The original recording is very difficult to find and it is nice to see that the Broadway version is available again."
Can't get it out of my head
successgal | 05/12/2006
(5 out of 5 stars)
"I saw this production with Jim Dale and Glenn Close when I was 14 years old at the St James Theater in NY, with my drama club. It was my first BIG show ever, and to this day rates in the top 5 productions I have seen.
Enjoyed so much that even as a young teen I bought (and still own) the album, even though I have nothing to play it on. Still, 26 years later here I am, very surprised and pleased to find this CD version available, needless to say I'm buying it.
It was interesting to read some of the comments here. The only song I didn't care for was the operetta "Swedish Nightingale" song. If the creator was trying to get us to hate the "other woman", just by using that song he succeeded.
Yes PLEASE ignore the London version. It simply does not compare. I can still see clearly in my mind, Jim Dale on the tightrope, Glenn Close with her bricks, and the whitefaced clown who entertained the audience prior to the opening act. You had to be there, but even if you weren't, there are enough upbeat and happy songs here to get you tapping your toes, and even a few that might make you a bit introspective.

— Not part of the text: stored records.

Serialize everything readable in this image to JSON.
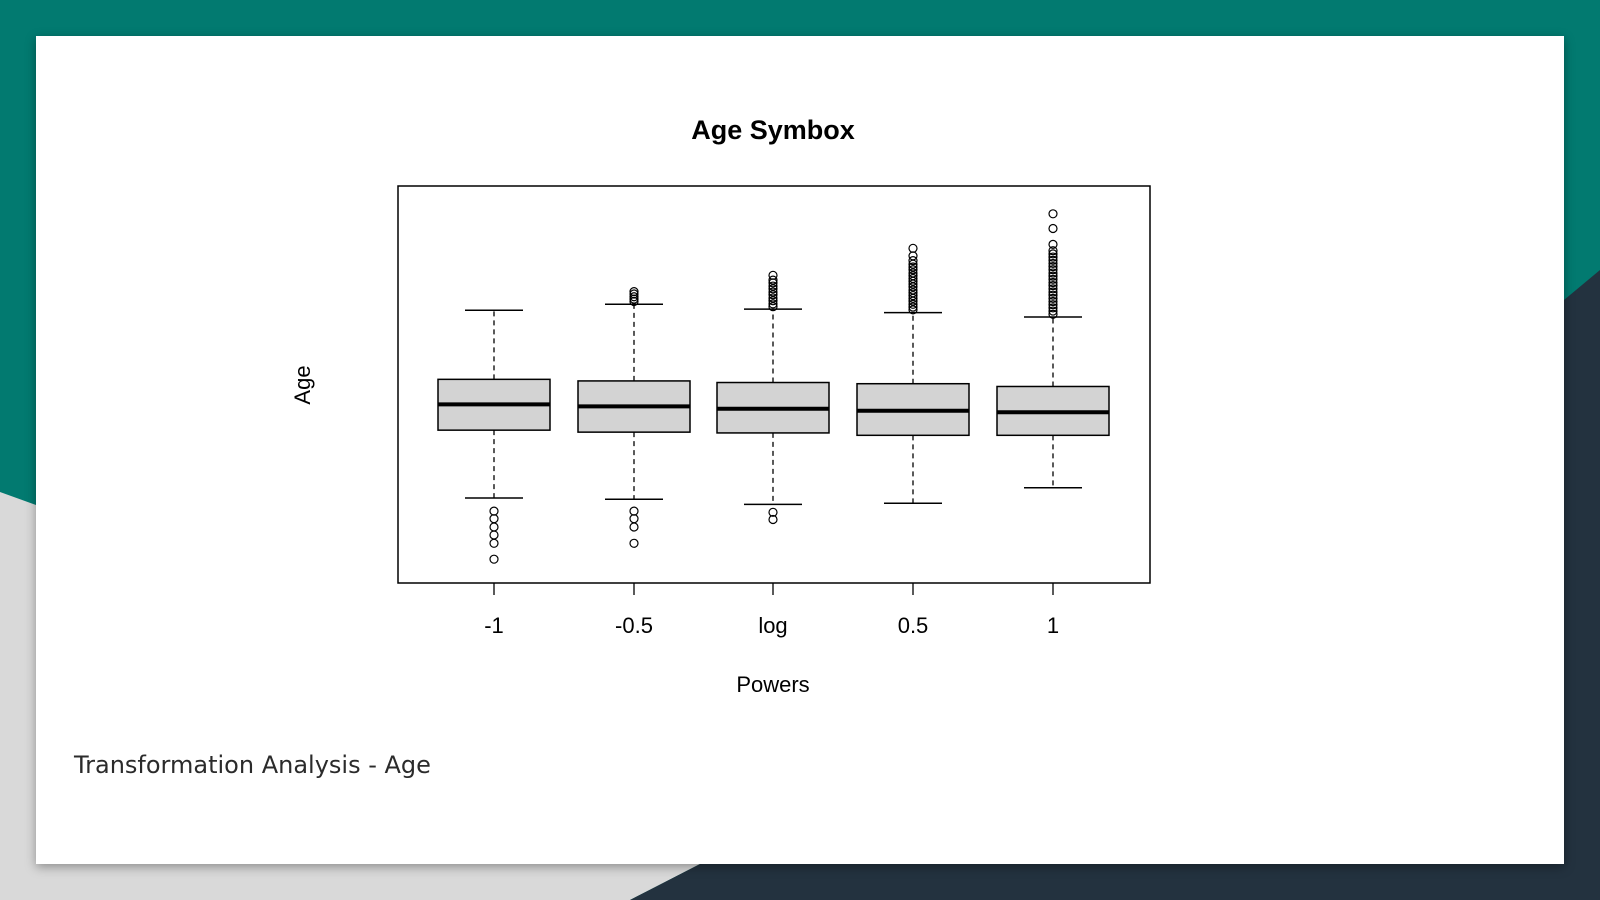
{
  "slide": {
    "caption": "Transformation Analysis - Age",
    "colors": {
      "teal": "#027a70",
      "navy": "#23323f",
      "light_gray": "#d9d9d9",
      "slide_bg": "#ffffff"
    }
  },
  "chart_data": {
    "type": "boxplot",
    "title": "Age Symbox",
    "xlabel": "Powers",
    "ylabel": "Age",
    "categories": [
      "-1",
      "-0.5",
      "log",
      "0.5",
      "1"
    ],
    "y_tick_labels_shown": false,
    "box_fill": "#d3d3d3",
    "ylim": [
      0,
      100
    ],
    "boxes": [
      {
        "label": "-1",
        "whisker_low": 21.4,
        "q1": 38.5,
        "median": 45.0,
        "q3": 51.3,
        "whisker_high": 68.7,
        "outliers": [
          18.1,
          16.2,
          14.1,
          12.1,
          10.0,
          6.0
        ]
      },
      {
        "label": "-0.5",
        "whisker_low": 21.1,
        "q1": 38.0,
        "median": 44.5,
        "q3": 50.9,
        "whisker_high": 70.2,
        "outliers": [
          18.1,
          16.2,
          14.1,
          10.0,
          70.9,
          71.5,
          72.1,
          72.8,
          73.4
        ]
      },
      {
        "label": "log",
        "whisker_low": 19.8,
        "q1": 37.8,
        "median": 43.9,
        "q3": 50.5,
        "whisker_high": 69.0,
        "outliers": [
          17.8,
          16.0,
          69.6,
          70.3,
          71.1,
          71.8,
          72.6,
          73.3,
          74.1,
          74.8,
          75.6,
          76.3,
          77.5
        ]
      },
      {
        "label": "0.5",
        "whisker_low": 20.1,
        "q1": 37.2,
        "median": 43.4,
        "q3": 50.2,
        "whisker_high": 68.1,
        "outliers": [
          68.8,
          69.5,
          70.2,
          71.0,
          71.7,
          72.4,
          73.1,
          73.8,
          74.6,
          75.3,
          76.0,
          76.7,
          77.4,
          78.1,
          78.9,
          79.6,
          80.3,
          81.2,
          82.4,
          84.3
        ]
      },
      {
        "label": "1",
        "whisker_low": 24.0,
        "q1": 37.2,
        "median": 43.0,
        "q3": 49.5,
        "whisker_high": 67.0,
        "outliers": [
          67.7,
          68.5,
          69.3,
          70.1,
          70.9,
          71.7,
          72.5,
          73.3,
          74.1,
          74.9,
          75.7,
          76.5,
          77.3,
          78.1,
          78.9,
          79.7,
          80.5,
          81.3,
          82.1,
          82.9,
          83.7,
          85.3,
          89.3,
          93.0
        ]
      }
    ]
  }
}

And hey, learning the "Museum Song" by heart is a great way to spend time in a traffic jam."
Awesome, definitely a great show to watch let alone hear.
Your mom goes to college! | South Jersey | 03/17/2005
(5 out of 5 stars)
"I love everything about these songs. I wasn't much of a circus showtune person until I watched my classmates reenact it in our new auditorium. I love everything about Phineus Taylor Barnum's history. I play in the pit for the high school show, and it's the most fun music to play. I love it. I definitely recommend this to anybody."